Northwestern Events Calendar

Nov
3
2023

Willing and Able: Women’s Representation in Peace Negotiations

When: Friday, November 3, 2023
10:00 AM - 12:00 PM CT

Where: Online

Audience: Faculty/Staff - Graduate Students

Contact: Ariel Sowers   (847) 491-7454

Group: Department of Political Science

Category: Academic

Description:

Please join the Political Science Department's Graduate Commune as they host Elizabeth Good, PhD Candidate in Political Science at Northwestern University, for a practice job talk.

The Women, Peace and Security sector assumes increasing the number of women involved in peace negotiations drives better outcomes for local women. My dissertation tests this assumption and asks how power alters the relationship between women’s involvement in peace negotiations and the inclusion of women-specific provisions in peace agreements. Using an original dataset, I find women’s involvement in peace negotiations is positively correlated to comprehensive agreements containing provisions for women. However, this correlation is dependent on women holding positions of power – simply having women in the room is insufficient. I go on to explore women’s willingness to advocate for women in group settings using randomized controlled trials, surveys, and focus group methodology. I find that while women are more likely to privately prioritize women’s issues relative to men, women do not advocate for women’s issues to the same extent publicly, regardless of the gender composition of the group. My research offers novel methodological approaches to Women, Peace and Security research, provides nuance to theories linking descriptive and substantive representation, and casts doubt on the longstanding assumption that increasing women’s involvement inherently enhances gender equality.

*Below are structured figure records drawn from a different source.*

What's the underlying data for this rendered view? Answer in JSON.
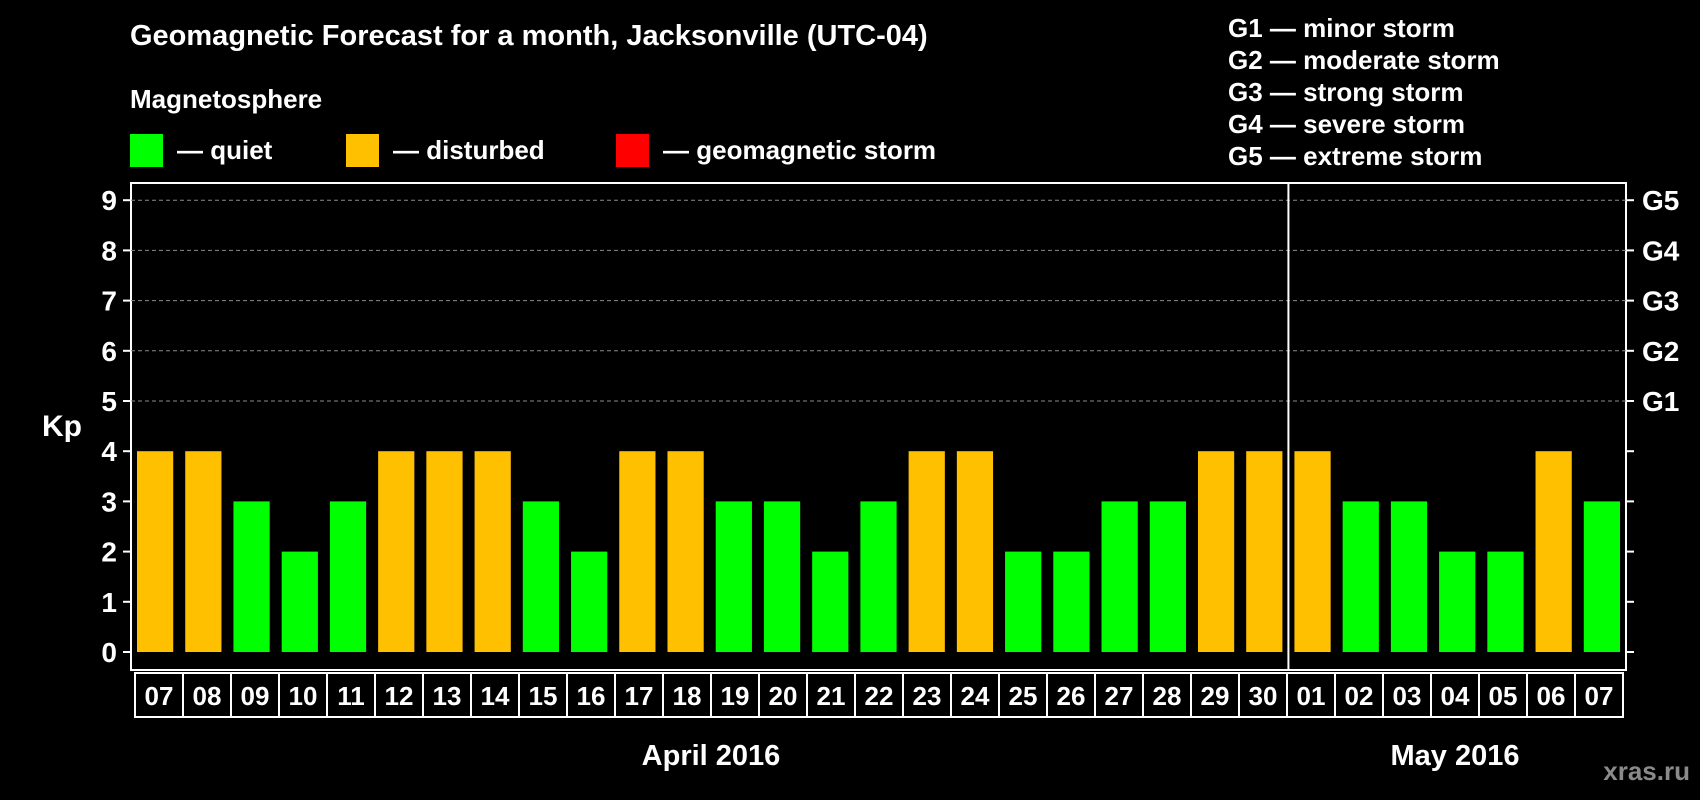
{
  "chart_data": {
    "type": "bar",
    "title": "Geomagnetic Forecast for a month, Jacksonville (UTC-04)",
    "subtitle": "Magnetosphere",
    "ylabel": "Kp",
    "ylim": [
      0,
      9
    ],
    "yticks": [
      "0",
      "1",
      "2",
      "3",
      "4",
      "5",
      "6",
      "7",
      "8",
      "9"
    ],
    "right_ticks": [
      {
        "kp": 5,
        "label": "G1"
      },
      {
        "kp": 6,
        "label": "G2"
      },
      {
        "kp": 7,
        "label": "G3"
      },
      {
        "kp": 8,
        "label": "G4"
      },
      {
        "kp": 9,
        "label": "G5"
      }
    ],
    "categories": [
      "07",
      "08",
      "09",
      "10",
      "11",
      "12",
      "13",
      "14",
      "15",
      "16",
      "17",
      "18",
      "19",
      "20",
      "21",
      "22",
      "23",
      "24",
      "25",
      "26",
      "27",
      "28",
      "29",
      "30",
      "01",
      "02",
      "03",
      "04",
      "05",
      "06",
      "07"
    ],
    "values": [
      4,
      4,
      3,
      2,
      3,
      4,
      4,
      4,
      3,
      2,
      4,
      4,
      3,
      3,
      2,
      3,
      4,
      4,
      2,
      2,
      3,
      3,
      4,
      4,
      4,
      3,
      3,
      2,
      2,
      4,
      3
    ],
    "colors": {
      "quiet": "#00ff00",
      "disturbed": "#ffc000",
      "storm": "#ff0000"
    },
    "months": [
      {
        "label": "April 2016",
        "from": 0,
        "to": 23
      },
      {
        "label": "May 2016",
        "from": 24,
        "to": 30
      }
    ],
    "legend": [
      {
        "label": "— quiet",
        "color": "#00ff00"
      },
      {
        "label": "— disturbed",
        "color": "#ffc000"
      },
      {
        "label": "— geomagnetic storm",
        "color": "#ff0000"
      }
    ],
    "g_scale": [
      "G1 — minor storm",
      "G2 — moderate storm",
      "G3 — strong storm",
      "G4 — severe storm",
      "G5 — extreme storm"
    ],
    "grid": true
  },
  "watermark": "xras.ru"
}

Elizabeth Good is a Ph.D. candidate in political science at Northwestern University, an International Security Program Fellow at Harvard Kennedy School’s Belfer Center, a SSHRC Doctoral Fellow, and a former Graduate Research Fellow at the Program on Negotiation at Harvard University. She studies international and comparative politics, with a focus on Women, Peace and Security. Her dissertation explores women’s representation in peace processes, questioning how gendered power dynamics influence peace negotiation outcomes for local women. Her multi-method research employs text analysis, formal modelling, randomized controlled trial experiments, and case study research. She earned an M.A. in Political Science and a B.A. in Geography and International Relations from the University of British Columbia. She has worked as a Gender Specialist with the United Nations Development Programme in Kosovo and as a Gender Consultant for the United States Agency for International Development in Ghana. She strives to advance Women, Peace and Security policy through research.